Pretty much everything in there still works, if I type it in and compile it with the current Visual C/C++ toolchain. I might need to get rid of a few MOVEABLE and DISCARDABLE tags here and there, I suppose.
Idk, and I'm not saying it's not a good question, but it's irrelevant to the comparison in OP's comment.
which on one hand, good -- fuck microsoft and the monolith; on the other hand we get react start menus when we have to use microsoft.
What's the issue?
Other apps are successful despite being slow and bloated, since performance isn’t a primary concern of users. In contrast it’s critical for OS internals like the start menu, so a javascript runtime and framework is just the wrong tool for the job.
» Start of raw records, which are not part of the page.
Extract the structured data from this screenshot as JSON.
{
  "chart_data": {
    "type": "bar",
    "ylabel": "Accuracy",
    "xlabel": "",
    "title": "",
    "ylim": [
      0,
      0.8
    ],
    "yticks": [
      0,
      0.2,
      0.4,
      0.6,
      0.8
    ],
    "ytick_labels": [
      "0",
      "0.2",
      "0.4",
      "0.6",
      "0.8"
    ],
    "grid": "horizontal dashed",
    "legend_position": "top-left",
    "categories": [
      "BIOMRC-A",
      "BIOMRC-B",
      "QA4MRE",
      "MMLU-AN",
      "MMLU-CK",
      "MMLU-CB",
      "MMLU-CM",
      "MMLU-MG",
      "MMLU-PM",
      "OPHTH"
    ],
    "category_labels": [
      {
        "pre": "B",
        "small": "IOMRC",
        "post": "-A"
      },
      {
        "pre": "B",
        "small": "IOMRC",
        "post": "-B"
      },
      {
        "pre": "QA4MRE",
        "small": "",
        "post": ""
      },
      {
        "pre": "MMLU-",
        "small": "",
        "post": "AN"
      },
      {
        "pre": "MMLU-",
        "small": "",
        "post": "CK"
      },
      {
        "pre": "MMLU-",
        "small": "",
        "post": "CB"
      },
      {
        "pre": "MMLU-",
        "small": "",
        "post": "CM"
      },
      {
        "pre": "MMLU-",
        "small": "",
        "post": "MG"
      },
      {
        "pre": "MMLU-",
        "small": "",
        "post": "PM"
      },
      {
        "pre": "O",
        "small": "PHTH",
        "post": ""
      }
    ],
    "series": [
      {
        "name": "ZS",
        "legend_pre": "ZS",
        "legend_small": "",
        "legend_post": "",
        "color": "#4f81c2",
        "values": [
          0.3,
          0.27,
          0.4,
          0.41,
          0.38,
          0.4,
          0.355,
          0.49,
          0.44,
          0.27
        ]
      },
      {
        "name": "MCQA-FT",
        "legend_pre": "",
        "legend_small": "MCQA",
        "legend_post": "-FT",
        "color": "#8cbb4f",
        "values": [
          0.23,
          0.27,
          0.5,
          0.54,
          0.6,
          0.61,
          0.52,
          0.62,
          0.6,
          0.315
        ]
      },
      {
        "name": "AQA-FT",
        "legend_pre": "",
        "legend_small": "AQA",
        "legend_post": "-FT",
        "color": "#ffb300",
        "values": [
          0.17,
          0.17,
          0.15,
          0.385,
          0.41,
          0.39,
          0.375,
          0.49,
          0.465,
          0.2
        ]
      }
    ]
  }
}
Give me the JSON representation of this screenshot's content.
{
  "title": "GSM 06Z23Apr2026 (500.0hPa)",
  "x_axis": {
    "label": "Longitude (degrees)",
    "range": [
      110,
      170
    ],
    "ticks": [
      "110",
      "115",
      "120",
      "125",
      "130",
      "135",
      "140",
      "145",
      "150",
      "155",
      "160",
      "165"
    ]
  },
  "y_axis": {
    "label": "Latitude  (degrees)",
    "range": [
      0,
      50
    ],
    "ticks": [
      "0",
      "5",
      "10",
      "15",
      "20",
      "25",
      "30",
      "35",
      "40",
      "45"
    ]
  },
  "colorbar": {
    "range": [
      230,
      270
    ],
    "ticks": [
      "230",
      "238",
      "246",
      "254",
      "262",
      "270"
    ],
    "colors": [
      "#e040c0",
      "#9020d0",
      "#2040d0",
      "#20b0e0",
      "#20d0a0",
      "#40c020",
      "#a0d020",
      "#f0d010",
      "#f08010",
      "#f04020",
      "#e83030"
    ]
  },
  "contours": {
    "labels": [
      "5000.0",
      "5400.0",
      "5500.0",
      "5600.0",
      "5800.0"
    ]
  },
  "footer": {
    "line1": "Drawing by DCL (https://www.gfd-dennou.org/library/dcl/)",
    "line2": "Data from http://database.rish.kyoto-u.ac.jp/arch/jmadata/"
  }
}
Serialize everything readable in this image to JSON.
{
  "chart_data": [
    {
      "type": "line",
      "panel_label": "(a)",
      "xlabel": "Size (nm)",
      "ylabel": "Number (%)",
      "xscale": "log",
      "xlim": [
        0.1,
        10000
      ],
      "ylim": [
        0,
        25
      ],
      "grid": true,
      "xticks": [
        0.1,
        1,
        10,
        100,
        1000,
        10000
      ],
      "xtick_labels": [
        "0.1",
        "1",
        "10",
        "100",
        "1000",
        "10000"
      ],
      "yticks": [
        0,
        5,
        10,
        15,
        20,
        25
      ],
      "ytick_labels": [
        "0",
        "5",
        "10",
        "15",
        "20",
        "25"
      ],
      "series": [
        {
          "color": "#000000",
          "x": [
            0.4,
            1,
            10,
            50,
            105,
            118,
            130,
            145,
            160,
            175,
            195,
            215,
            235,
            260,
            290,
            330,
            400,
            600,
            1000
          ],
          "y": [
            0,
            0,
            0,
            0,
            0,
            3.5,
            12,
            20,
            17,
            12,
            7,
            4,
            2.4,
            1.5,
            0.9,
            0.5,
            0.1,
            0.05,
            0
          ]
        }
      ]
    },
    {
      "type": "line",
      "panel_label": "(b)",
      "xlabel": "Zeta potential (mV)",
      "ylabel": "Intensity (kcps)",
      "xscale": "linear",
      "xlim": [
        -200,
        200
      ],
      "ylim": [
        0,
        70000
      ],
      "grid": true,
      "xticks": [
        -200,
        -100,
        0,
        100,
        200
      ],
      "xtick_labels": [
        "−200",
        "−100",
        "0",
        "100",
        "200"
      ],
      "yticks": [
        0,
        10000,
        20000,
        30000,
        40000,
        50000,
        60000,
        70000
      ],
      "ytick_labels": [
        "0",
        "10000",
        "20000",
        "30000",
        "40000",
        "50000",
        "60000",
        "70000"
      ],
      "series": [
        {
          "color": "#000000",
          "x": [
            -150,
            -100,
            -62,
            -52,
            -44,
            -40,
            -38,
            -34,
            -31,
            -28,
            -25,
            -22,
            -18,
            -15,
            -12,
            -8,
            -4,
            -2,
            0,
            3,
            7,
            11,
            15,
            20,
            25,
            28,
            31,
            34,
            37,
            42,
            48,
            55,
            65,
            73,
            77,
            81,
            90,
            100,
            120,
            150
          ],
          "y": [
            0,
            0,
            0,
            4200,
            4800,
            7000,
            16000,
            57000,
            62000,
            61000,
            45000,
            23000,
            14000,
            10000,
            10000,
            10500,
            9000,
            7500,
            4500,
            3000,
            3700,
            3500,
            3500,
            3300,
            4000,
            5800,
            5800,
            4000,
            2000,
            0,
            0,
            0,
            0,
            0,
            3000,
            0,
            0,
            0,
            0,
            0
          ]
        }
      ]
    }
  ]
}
React only makes sense as a layer on top of the browser DOM, because the DOM itself cannot be fixed without rewriting it from scratch, so making it usable for non-trivial UI needs to happen in the 'framework layer'.
But without the DOM as the thing that needs fixing and the restrictions of the single-threaded browser-event-loop, the React programming model simply doesn't make a lot of sense. Using the "React-paradigm" outside the browser (e.g. SwiftUI, React Native) is pure cargo-culting, it only makes sense for onboarding web-devs who are already familar with React - but makes it harder to create UIs for anybody else.
The actual problem in the context of Win11 is of course that Microsoft doesn't have any sort of longterm strategy for Windows system APIs (not just UI frameworks). The only long-term-stable API is Win32.